Seulement, l'outillage juridique qui existe jusque-là, et qui punit déjà d'une amende la participation à une manifestation non déclarée, n'est que peu utilisée. "Le problème c'est qu'appliquer la loi nécessite de pénétrer dans un cortège qui, s'il n'est pas autorisé, n'est pas forcément violent, et de mettre des amendes à des manifestants. Ce n'est pas très habile politiquement. Et ça l'est encore moins dans le cas des gilets jaunes, qui sont parfois perçus comme victimes des autorités" explique à France-Soir Mathieu Zagrodzki, chercheur associé au Centre de recherches sociologiques sur le droit et les institutions Pénales (Cesdip). Que le durcissement de la loi soit votée en seulement quelques semaines, dans le meilleure des cas, à partir de sa présentation devant l'Assemblée nationale (annoncée en février) est certes probable.
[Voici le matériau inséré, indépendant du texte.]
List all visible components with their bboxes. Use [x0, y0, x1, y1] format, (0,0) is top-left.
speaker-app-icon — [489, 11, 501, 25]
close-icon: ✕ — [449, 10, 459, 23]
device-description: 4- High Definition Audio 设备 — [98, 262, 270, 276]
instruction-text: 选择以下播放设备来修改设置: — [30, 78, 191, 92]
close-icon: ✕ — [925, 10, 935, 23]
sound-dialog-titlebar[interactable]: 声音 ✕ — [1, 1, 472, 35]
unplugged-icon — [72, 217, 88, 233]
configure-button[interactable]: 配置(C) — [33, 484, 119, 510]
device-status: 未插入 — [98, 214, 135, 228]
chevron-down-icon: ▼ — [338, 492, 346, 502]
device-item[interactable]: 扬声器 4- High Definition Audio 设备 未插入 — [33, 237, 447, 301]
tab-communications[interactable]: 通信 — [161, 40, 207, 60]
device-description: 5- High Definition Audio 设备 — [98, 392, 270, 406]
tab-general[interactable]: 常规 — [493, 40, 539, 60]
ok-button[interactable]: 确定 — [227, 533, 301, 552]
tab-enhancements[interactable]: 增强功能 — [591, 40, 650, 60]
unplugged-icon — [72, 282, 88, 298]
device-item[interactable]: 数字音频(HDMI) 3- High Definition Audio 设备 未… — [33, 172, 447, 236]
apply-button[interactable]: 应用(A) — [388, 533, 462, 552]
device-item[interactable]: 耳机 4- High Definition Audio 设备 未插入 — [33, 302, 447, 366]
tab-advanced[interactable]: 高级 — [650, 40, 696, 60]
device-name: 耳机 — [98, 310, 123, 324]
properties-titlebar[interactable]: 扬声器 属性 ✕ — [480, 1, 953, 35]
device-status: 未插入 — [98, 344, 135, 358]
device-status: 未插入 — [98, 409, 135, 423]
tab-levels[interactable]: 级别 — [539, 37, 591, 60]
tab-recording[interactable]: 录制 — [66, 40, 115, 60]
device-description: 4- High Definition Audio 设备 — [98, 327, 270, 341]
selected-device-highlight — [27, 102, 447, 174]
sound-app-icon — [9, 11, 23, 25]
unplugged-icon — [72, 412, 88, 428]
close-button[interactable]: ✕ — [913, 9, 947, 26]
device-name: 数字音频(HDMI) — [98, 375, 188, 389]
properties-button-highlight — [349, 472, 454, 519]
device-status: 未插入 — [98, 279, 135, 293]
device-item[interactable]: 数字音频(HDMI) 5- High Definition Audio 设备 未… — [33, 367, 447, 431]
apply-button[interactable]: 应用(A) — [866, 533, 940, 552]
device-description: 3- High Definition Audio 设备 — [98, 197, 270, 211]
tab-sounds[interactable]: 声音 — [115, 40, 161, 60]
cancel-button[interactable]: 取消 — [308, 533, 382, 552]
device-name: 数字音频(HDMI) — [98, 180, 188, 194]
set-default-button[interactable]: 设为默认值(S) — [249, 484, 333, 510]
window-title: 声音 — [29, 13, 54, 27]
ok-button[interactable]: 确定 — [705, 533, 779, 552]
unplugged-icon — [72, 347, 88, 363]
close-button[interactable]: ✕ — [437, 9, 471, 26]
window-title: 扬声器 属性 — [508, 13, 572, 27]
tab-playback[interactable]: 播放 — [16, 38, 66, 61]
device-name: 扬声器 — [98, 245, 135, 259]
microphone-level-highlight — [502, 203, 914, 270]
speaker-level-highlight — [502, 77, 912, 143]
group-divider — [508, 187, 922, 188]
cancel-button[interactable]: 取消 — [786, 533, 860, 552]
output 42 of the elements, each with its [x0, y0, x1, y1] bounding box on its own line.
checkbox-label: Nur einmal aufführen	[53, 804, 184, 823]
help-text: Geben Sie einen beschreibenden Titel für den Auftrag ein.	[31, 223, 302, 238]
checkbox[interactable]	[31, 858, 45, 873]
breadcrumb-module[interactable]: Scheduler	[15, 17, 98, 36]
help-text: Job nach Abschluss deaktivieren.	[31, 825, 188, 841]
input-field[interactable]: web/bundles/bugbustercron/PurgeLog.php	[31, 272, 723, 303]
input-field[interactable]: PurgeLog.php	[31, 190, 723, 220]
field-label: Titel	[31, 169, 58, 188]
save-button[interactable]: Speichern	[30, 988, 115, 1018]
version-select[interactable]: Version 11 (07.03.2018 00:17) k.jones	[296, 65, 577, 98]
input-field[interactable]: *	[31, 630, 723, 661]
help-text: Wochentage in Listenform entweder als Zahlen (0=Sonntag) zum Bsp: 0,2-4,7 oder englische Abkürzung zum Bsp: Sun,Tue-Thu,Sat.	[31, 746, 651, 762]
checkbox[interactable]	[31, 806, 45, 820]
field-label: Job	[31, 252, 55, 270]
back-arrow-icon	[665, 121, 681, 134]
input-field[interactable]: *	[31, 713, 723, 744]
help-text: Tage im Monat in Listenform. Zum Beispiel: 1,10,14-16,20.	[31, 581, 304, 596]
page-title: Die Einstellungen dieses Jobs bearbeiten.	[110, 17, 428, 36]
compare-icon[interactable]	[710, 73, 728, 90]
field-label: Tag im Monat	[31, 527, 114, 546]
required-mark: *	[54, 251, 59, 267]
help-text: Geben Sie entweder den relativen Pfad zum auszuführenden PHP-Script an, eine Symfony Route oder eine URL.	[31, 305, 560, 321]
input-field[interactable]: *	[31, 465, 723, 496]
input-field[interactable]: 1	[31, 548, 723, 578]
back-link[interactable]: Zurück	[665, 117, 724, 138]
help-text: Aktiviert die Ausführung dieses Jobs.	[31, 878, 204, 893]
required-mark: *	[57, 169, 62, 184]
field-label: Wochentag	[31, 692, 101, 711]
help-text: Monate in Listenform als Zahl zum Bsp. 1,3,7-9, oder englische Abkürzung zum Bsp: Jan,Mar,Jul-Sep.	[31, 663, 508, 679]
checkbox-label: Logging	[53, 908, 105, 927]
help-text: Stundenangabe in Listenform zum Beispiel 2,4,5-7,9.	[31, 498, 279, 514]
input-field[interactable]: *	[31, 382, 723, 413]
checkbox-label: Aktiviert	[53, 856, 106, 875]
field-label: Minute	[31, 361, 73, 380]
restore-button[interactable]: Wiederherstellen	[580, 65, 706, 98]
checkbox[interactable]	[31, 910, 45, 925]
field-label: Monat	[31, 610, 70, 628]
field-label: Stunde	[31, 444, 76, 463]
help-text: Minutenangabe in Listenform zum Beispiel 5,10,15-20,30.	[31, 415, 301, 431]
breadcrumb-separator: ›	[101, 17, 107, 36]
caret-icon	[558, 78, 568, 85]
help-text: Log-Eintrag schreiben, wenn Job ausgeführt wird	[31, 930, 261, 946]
Pour autant, que cela change le rapport de forces sur le terrain entre les gilets jaunes et le gouvernement pourrait relever du vœu pieu pour l'exécutif.

Voir aussi:

"Gilets jaunes": le gouvernement veut une nouvelle loi "anticasseurs"

Gendarmes agressés à Paris par des gilets jaunes: "C'était de la violence gratuite"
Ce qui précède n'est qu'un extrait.